The dataset is used for global climate monitoring and assessment, tracking cycles of the El Niño–Southern Oscillation (ENSO), oceanic and environmental research, and applications in various industries and economic sectors, such as agriculture and water resources.
Improvements to ERSST
ERSSTv5 uses newer, more comprehensive data from three key sources:
- The latest international comprehensive ocean–atmosphere dataset (ICOADS R3.0)
- A decade of near-surface sea temperature data from Argo floats
- A new, updated sea–ice concentration dataset (Hadley Centre Sea Ice and Sea Surface Temperature Data Set, HadISST2)
Of the major updates, the inclusion of data from Argo floats is particularly noteworthy because it is the first time the data from this global ocean observational network are included in ERSST. Argo floats normally collect water temperatures from the upper 2,000 meters of the ocean. The floats drift at a fixed pressure then submerge to another pressure and collect data on ascent. Once at the surface, the floats transmit the data via satellites to scientists for processing and analysis.
The authors cite another benefit of using Argo: greater coverage. The area monitored by Argo floats has broadened since 1999, such that the number of floats has expanded to make near-global coverage possible today. The floats also provide highly accurate data due to internal and regular quality control processes. This improves the outlook for future long-term monitoring.
One important example of how the new dataset will help scientists is in the tracking of El Niño and La Niña cycles, which occur as part of the phenomenon known as the El Niño–Southern Oscillation, or ENSO. ENSO is caused by multiyear shifts in pressure and wind speeds and can have wide impacts on ocean circulation, global weather patterns, and marine ecosystems.
“One major improvement in ERSSTv5 is the more realistic spatial structures and magnitudes of the El Niño and La Niña events,” says Dr. Boyin Huang, the lead author of “Extended Reconstructed Sea Surface Temperature version 5 (ERSSTv5): Upgrades, Validations, and Intercomparisons.” Sea surface temperature data are especially useful for identifying the onset of El Niño and La Niña. ERSSTv5 more accurately reflects actual conditions of El Niño and La Niña events at specified locations due to greater accuracy and consistency of observations, as well as adding new criteria that lessen a smoothing effect.

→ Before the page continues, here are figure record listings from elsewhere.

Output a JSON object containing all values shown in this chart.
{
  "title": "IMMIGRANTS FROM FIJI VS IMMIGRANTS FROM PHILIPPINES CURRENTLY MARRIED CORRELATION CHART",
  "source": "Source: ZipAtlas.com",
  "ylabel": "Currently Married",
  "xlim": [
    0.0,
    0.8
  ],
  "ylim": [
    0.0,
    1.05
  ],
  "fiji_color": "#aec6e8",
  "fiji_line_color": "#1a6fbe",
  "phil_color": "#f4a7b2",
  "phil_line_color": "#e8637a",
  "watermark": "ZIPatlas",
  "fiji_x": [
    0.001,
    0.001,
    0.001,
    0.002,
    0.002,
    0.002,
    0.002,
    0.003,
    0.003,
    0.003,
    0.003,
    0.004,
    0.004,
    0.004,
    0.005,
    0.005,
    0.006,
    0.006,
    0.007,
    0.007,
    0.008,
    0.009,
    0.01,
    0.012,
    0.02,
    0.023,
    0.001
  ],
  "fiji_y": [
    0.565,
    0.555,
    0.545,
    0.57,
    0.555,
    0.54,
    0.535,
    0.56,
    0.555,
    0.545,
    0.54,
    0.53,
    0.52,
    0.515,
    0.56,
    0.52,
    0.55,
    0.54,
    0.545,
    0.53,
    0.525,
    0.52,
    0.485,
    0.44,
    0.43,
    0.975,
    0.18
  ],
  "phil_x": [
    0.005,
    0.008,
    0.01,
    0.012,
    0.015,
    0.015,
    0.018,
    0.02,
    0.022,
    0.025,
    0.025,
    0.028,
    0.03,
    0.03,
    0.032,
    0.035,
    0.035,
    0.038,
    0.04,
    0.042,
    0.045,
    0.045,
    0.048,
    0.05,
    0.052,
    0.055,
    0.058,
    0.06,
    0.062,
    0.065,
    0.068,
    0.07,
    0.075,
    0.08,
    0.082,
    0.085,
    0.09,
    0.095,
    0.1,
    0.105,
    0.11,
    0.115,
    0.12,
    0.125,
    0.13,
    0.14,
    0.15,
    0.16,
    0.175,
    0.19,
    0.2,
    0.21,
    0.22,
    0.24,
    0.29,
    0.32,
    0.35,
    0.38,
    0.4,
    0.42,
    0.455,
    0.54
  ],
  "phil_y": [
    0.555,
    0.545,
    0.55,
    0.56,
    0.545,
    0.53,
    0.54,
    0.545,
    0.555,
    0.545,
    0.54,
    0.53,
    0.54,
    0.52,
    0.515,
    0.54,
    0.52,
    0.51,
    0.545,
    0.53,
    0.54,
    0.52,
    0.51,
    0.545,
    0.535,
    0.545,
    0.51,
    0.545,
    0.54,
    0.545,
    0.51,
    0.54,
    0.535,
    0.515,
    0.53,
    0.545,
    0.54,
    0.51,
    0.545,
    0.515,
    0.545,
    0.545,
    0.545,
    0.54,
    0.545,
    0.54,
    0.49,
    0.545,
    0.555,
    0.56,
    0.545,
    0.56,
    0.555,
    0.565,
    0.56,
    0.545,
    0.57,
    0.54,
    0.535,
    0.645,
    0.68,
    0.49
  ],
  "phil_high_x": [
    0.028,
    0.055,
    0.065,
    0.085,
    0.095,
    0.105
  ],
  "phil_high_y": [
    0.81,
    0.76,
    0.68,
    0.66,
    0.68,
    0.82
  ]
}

Methods, Feedback, and Quality Assurance
Climate researchers regularly produce improved datasets that incorporate new data and better methods of interpretation. ERSST users provided invaluable feedback as the dataset was applied to climate research, monitoring, and assessments. To provide quality assurance to the newest version, the research team validated the new ERSSTv5 against other independently available sea surface temperature datasets. These standard methods of review not only encourage scientific advances but are also designed to add public accountability and transparency.
To learn more about the operational uses of ERSSTv5, the improvements from version 4 to version 5, and preliminary outcomes of its application, consult our Commonly Asked Questions.
Besides NCEI, coauthors are affiliated with the Irish Climate Analysis and Research Units at Maynooth University, Ireland, the Department of Atmospheric and Ocean Science at the University of Maryland, Satellite Climate Studies Branch at NOAA’s Center for Satellite Applications and Research, and the Cooperative Institute for Climate, Earth System Science Interdisciplinary Center, also at the University of Maryland.
The Journal of Climate is a publication of the American Meteorological Society.